My son and I stayed in a decent room (with in-room bath) at the Hotel Pennsylvania in July for about $50 per night (before taxes). I booked it through lastminutetravel.com. The hotel is old, but in a great location on Seventh Avenue (right across from Penn Station, near Macy's, a couple blocks off Times Square, near the Empire State Building).
posted by unclejeffy at 7:54 AM on November 18, 2009 [1 favorite]


nthing couchsurfing. I've had nothing but great experiences with it.
posted by craven_morhead at 8:13 AM on November 18, 2009


You can get a single at the Larchmont (in the Village!) for $90/night during the week. This does not include a private bath.
posted by mattbucher at 8:37 AM on November 18, 2009


I also stayed at the Bowery Whitehouse. It was laughably decrepit but we didn't care at the end of the night, all we needed were beds. I think we had a 'triple' (hee!) for around $28 each per night. Bring earplugs if you stay there. Bring earplugs regardless.

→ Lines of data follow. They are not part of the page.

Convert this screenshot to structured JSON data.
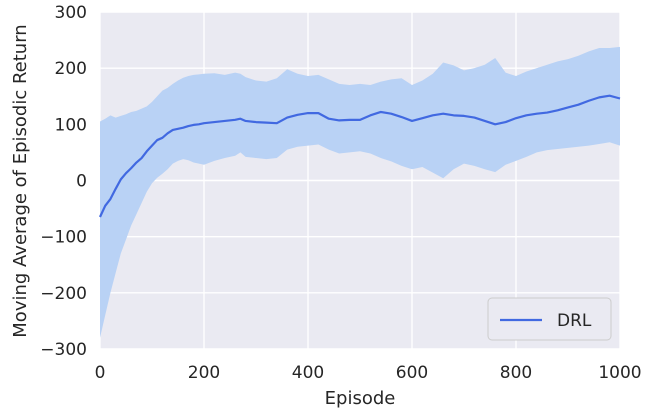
{
  "chart_data": {
    "type": "line",
    "title": "",
    "xlabel": "Episode",
    "ylabel": "Moving Average of Episodic Return",
    "xlim": [
      0,
      1000
    ],
    "ylim": [
      -300,
      300
    ],
    "xticks": [
      0,
      200,
      400,
      600,
      800,
      1000
    ],
    "yticks": [
      300,
      200,
      100,
      0,
      -100,
      -200,
      -300
    ],
    "xtick_labels": [
      "0",
      "200",
      "400",
      "600",
      "800",
      "1000"
    ],
    "ytick_labels": [
      "300",
      "200",
      "100",
      "0",
      "−100",
      "−200",
      "−300"
    ],
    "grid": true,
    "legend_position": "bottom-right",
    "background_color": "#eaeaf2",
    "series": [
      {
        "name": "DRL",
        "color": "#4169e1",
        "band_color": "#b9d2f5",
        "x": [
          0,
          10,
          20,
          30,
          40,
          50,
          60,
          70,
          80,
          90,
          100,
          110,
          120,
          130,
          140,
          150,
          160,
          170,
          180,
          190,
          200,
          220,
          240,
          260,
          270,
          280,
          300,
          320,
          340,
          360,
          380,
          400,
          420,
          440,
          460,
          480,
          500,
          520,
          540,
          560,
          580,
          600,
          620,
          640,
          660,
          680,
          700,
          720,
          740,
          760,
          780,
          800,
          820,
          840,
          860,
          880,
          900,
          920,
          940,
          960,
          980,
          1000
        ],
        "y": [
          -65,
          -45,
          -33,
          -15,
          2,
          13,
          22,
          32,
          40,
          52,
          62,
          72,
          76,
          84,
          90,
          92,
          94,
          97,
          99,
          100,
          102,
          104,
          106,
          108,
          110,
          106,
          104,
          103,
          102,
          112,
          117,
          120,
          120,
          110,
          107,
          108,
          108,
          116,
          122,
          119,
          113,
          106,
          111,
          116,
          119,
          116,
          115,
          112,
          106,
          100,
          104,
          111,
          116,
          119,
          121,
          125,
          130,
          135,
          142,
          148,
          151,
          146
        ],
        "upper": [
          105,
          110,
          116,
          112,
          115,
          118,
          122,
          124,
          128,
          132,
          140,
          150,
          160,
          165,
          172,
          178,
          183,
          186,
          188,
          189,
          190,
          191,
          188,
          192,
          190,
          184,
          178,
          176,
          182,
          198,
          190,
          186,
          188,
          180,
          172,
          170,
          172,
          170,
          176,
          180,
          182,
          170,
          178,
          190,
          210,
          205,
          196,
          200,
          206,
          218,
          192,
          186,
          194,
          200,
          206,
          212,
          216,
          222,
          230,
          236,
          236,
          238
        ],
        "lower": [
          -280,
          -240,
          -200,
          -165,
          -130,
          -105,
          -80,
          -60,
          -40,
          -20,
          -5,
          5,
          12,
          20,
          30,
          35,
          38,
          36,
          32,
          30,
          28,
          35,
          40,
          44,
          50,
          42,
          40,
          38,
          40,
          55,
          60,
          62,
          64,
          55,
          48,
          50,
          52,
          48,
          40,
          34,
          26,
          20,
          24,
          14,
          4,
          20,
          30,
          26,
          20,
          15,
          28,
          35,
          42,
          50,
          54,
          56,
          58,
          60,
          62,
          65,
          68,
          62
        ]
      }
    ]
  }
}
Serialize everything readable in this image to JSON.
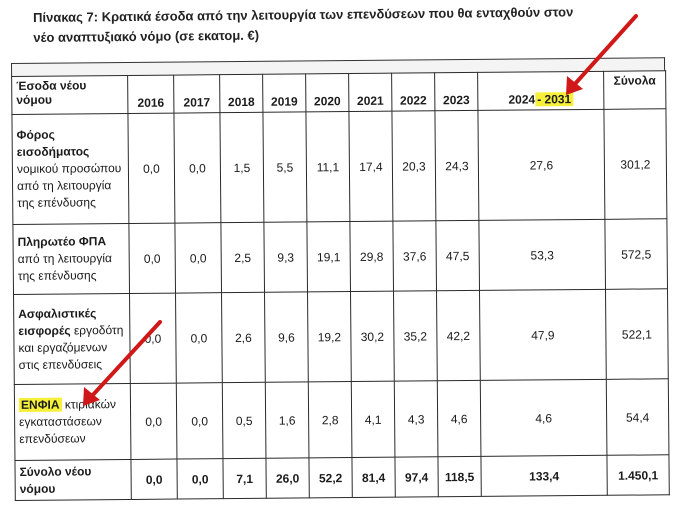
{
  "caption": {
    "line1": "Πίνακας 7: Κρατικά έσοδα από την λειτουργία των επενδύσεων που θα ενταχθούν στον",
    "line2": "νέο αναπτυξιακό νόμο (σε εκατομ. €)"
  },
  "table": {
    "header": {
      "first": "Έσοδα νέου νόμου",
      "years": [
        "2016",
        "2017",
        "2018",
        "2019",
        "2020",
        "2021",
        "2022",
        "2023"
      ],
      "range_start": "2024",
      "range_end": "- 2031",
      "total": "Σύνολα"
    },
    "rows": [
      {
        "label_bold": "Φόρος εισοδήματος",
        "label_rest": "νομικού προσώπου από τη λειτουργία της επένδυσης",
        "values": [
          "0,0",
          "0,0",
          "1,5",
          "5,5",
          "11,1",
          "17,4",
          "20,3",
          "24,3",
          "27,6",
          "301,2"
        ]
      },
      {
        "label_bold": "Πληρωτέο ΦΠΑ",
        "label_rest": "από τη λειτουργία της επένδυσης",
        "values": [
          "0,0",
          "0,0",
          "2,5",
          "9,3",
          "19,1",
          "29,8",
          "37,6",
          "47,5",
          "53,3",
          "572,5"
        ]
      },
      {
        "label_bold": "Ασφαλιστικές εισφορές",
        "label_rest": "εργοδότη και εργαζόμενων στις επενδύσεις",
        "values": [
          "0,0",
          "0,0",
          "2,6",
          "9,6",
          "19,2",
          "30,2",
          "35,2",
          "42,2",
          "47,9",
          "522,1"
        ]
      },
      {
        "label_bold": "ΕΝΦΙΑ",
        "label_rest": "κτιριακών εγκαταστάσεων επενδύσεων",
        "values": [
          "0,0",
          "0,0",
          "0,5",
          "1,6",
          "2,8",
          "4,1",
          "4,3",
          "4,6",
          "4,6",
          "54,4"
        ]
      }
    ],
    "total_row": {
      "label": "Σύνολο νέου νόμου",
      "values": [
        "0,0",
        "0,0",
        "7,1",
        "26,0",
        "52,2",
        "81,4",
        "97,4",
        "118,5",
        "133,4",
        "1.450,1"
      ]
    }
  },
  "colors": {
    "highlight": "#f6f03a",
    "arrow": "#d01818",
    "ink": "#1b1b1b"
  },
  "annotations": [
    "red-arrow-to-2031",
    "red-arrow-to-enfia"
  ]
}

The Whitehouse was close to several subway lines and near a lot of restaurants. If I had such budgetary constraints as yours, I would go back and not spend a lot of time there.
posted by amicamentis at 12:01 PM on November 18, 2009


I stayed at Hotel 17 last month, and definitely recommend it. Next time, however, we plan to try the Seafarers and International House - it's in the same general area, a fair bit cheaper, and has great reviews on Trip Advisor.
posted by hot soup girl at 1:46 PM on November 18, 2009


I like Hotel 17 and have never had bedbugs.

However, bedbugs are everywhere in New York right now, so it doesn't surprise me that someone got them there, but understand that you'd be exactly as likely to get them at a superfancy hotel.